Vaccinations are another mode of preventing infections during COPD, whereby the pneumococcal vaccine has been widely used to stimulate a humoral response against the S. pneumoniae capsular polysaccharides [102]. Efforts are also being put towards the development of vaccination therapies against other respiratory pathogens such as NTHi, and preliminary trials have found an overall decrease in rates of exacerbation [103]. Other studies have investigated the NTHi outer protein D as a potential candidate for vaccination against NTHi strains [104]. In the context of host–microbiome interactions, the effects of both bacterial and viral vaccinations on the function and composition of the respiratory microbiome are important to consider and require further study.
Furthermore, there is a need for more longitudinal analyses of macrophage phagocytosis, given that Singh et al. [31] found that there were no changes in phagocytic ability of COPD macrophages over the duration of a year. Longitudinal studies would also help improve the understanding of patterns of phagocytosis during health and disease and account for variability of sampling across studies and experimental models.
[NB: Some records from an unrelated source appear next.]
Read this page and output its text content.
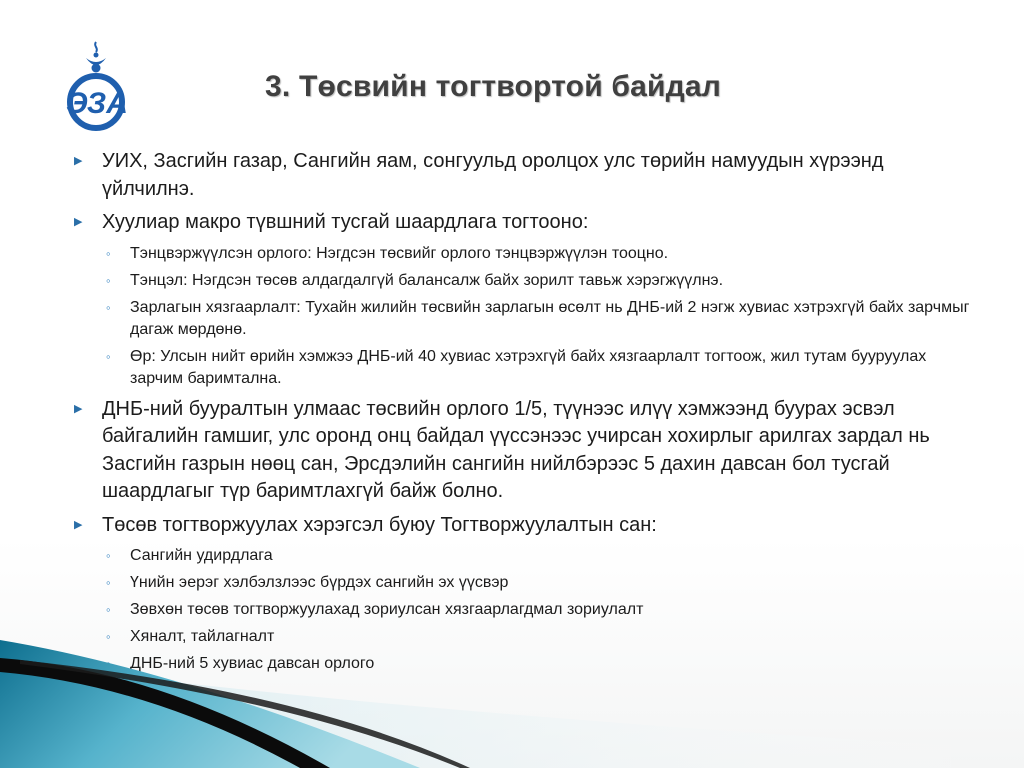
ЭЗА
3. Төсвийн тогтвортой байдал
▶ УИХ, Засгийн газар, Сангийн яам, сонгуульд оролцох улс төрийн намуудын хүрээнд үйлчилнэ.
▶ Хуулиар макро түвшний тусгай шаардлага тогтооно:
◦ Тэнцвэржүүлсэн орлого: Нэгдсэн төсвийг орлого тэнцвэржүүлэн тооцно.
◦ Тэнцэл: Нэгдсэн төсөв алдагдалгүй балансалж байх зорилт тавьж хэрэгжүүлнэ.
◦ Зарлагын хязгаарлалт: Тухайн жилийн төсвийн зарлагын өсөлт нь ДНБ-ий 2 нэгж хувиас хэтрэхгүй байх зарчмыг дагаж мөрдөнө.
◦ Өр: Улсын нийт өрийн хэмжээ ДНБ-ий 40 хувиас хэтрэхгүй байх хязгаарлалт тогтоож, жил тутам бууруулах зарчим баримтална.
▶ ДНБ-ний бууралтын улмаас төсвийн орлого 1/5, түүнээс илүү хэмжээнд буурах эсвэл байгалийн гамшиг, улс оронд онц байдал үүссэнээс учирсан хохирлыг арилгах зардал нь Засгийн газрын нөөц сан, Эрсдэлийн сангийн нийлбэрээс 5 дахин давсан бол тусгай шаардлагыг түр баримтлахгүй байж болно.
▶ Төсөв тогтворжуулах хэрэгсэл буюу Тогтворжуулалтын сан:
◦ Сангийн удирдлага
◦ Үнийн эерэг хэлбэлзлээс бүрдэх сангийн эх үүсвэр
◦ Зөвхөн төсөв тогтворжуулахад зориулсан хязгаарлагдмал зориулалт
◦ Хяналт, тайлагналт
ДНБ-ний 5 хувиас давсан орлого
Targeting the microbiome as a therapeutic approach to improve the survival and quality of life of COPD patients has also been investigated. A commensal species, Rothia mucilaginosa, that predominantly resides in the oral cavity has been detected in the LRT of patients with chronic respiratory diseases and is associated with inhibition of pathogen-induced inflammation [105]. Both in vivo and in vitro studies have shown that the presence of R. mucilaginosa in sputum samples from patients with bronchiectasis and COPD is linked to reduced levels of MMPs as well as inflammatory cytokines IL-8 and IL-1B. Similarly, some commensal microbes can inhibit pathogenic colonisation, such as the ability of Staphylococcus epidermidis to prevent biofilm formation of S. aureus through the secretion of a serine protease [106]. Budden et al. [107] have more recently discovered the benefits of faecal microbiome transplantation in alleviating hallmark symptoms of COPD, including a reduction in macrophages in bronchoalveolar lavage fluid of mice following cigarette smoke-induced inflammation.
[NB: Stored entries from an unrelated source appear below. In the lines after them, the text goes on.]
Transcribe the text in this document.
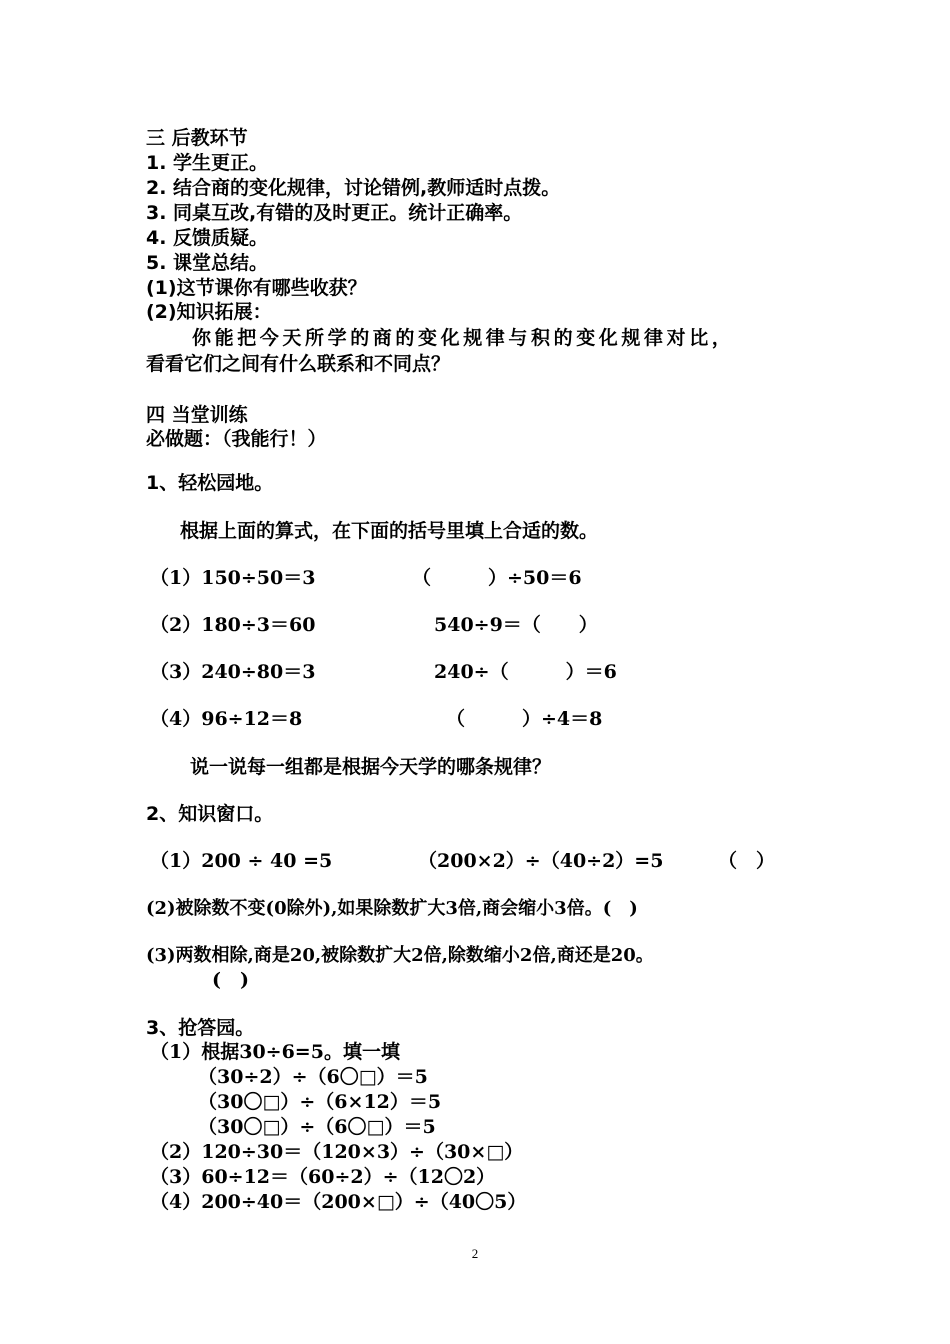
三 后教环节
1. 学生更正。
2. 结合商的变化规律，讨论错例,教师适时点拨。
3. 同桌互改,有错的及时更正。统计正确率。
4. 反馈质疑。
5. 课堂总结。
(1)这节课你有哪些收获？
(2)知识拓展：
你能把今天所学的商的变化规律与积的变化规律对比，
看看它们之间有什么联系和不同点？
四 当堂训练
必做题：（我能行！）
1、轻松园地。
根据上面的算式，在下面的括号里填上合适的数。
（1）150÷50＝3	（　　　）÷50＝6
（2）180÷3＝60	540÷9＝（　　）
（3）240÷80＝3	240÷（　　　）＝6
（4）96÷12＝8	（　　　）÷4＝8
说一说每一组都是根据今天学的哪条规律？
2、知识窗口。
（1）200 ÷ 40 =5	（200×2）÷（40÷2）=5	（　）
(2)被除数不变(0除外),如果除数扩大3倍,商会缩小3倍。(　)
(3)两数相除,商是20,被除数扩大2倍,除数缩小2倍,商还是20。
(　)
3、抢答园。
（1）根据30÷6=5。填一填
（30÷2）÷（6〇□）＝5
（30〇□）÷（6×12）＝5
（30〇□）÷（6〇□）＝5
（2）120÷30＝（120×3）÷（30×□）
（3）60÷12＝（60÷2）÷（12〇2）
（4）200÷40＝（200×□）÷（40〇5）
2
Additionally, Yan et al. [108] reported that intranasal treatment of mice with Lactobacillus salivaris and L. oris increased indole-3-acetic acid levels in the airways, which in turn increased IL-22 production by alveolar and interstitial macrophages in mice. IL-22 is known to have protective effects in the lungs, including defence against bacterial and viral infections [109]. This indicates the potential of manipulating the microbial and metabolite composition of the airways to reduce infection-induced inflammation during COPD (figure 3a). It is important that these studies are validated in alternative models, because the majority of these studies have been performed in murine models, which are known to be considerably different to human lungs [110]. Overall, further understanding of macrophage–bacteria interactions in health and COPD may lead to the identification of novel therapeutic agents that could improve macrophage clearance of bacteria, and thus reduce exacerbations of this disease (figure 3b).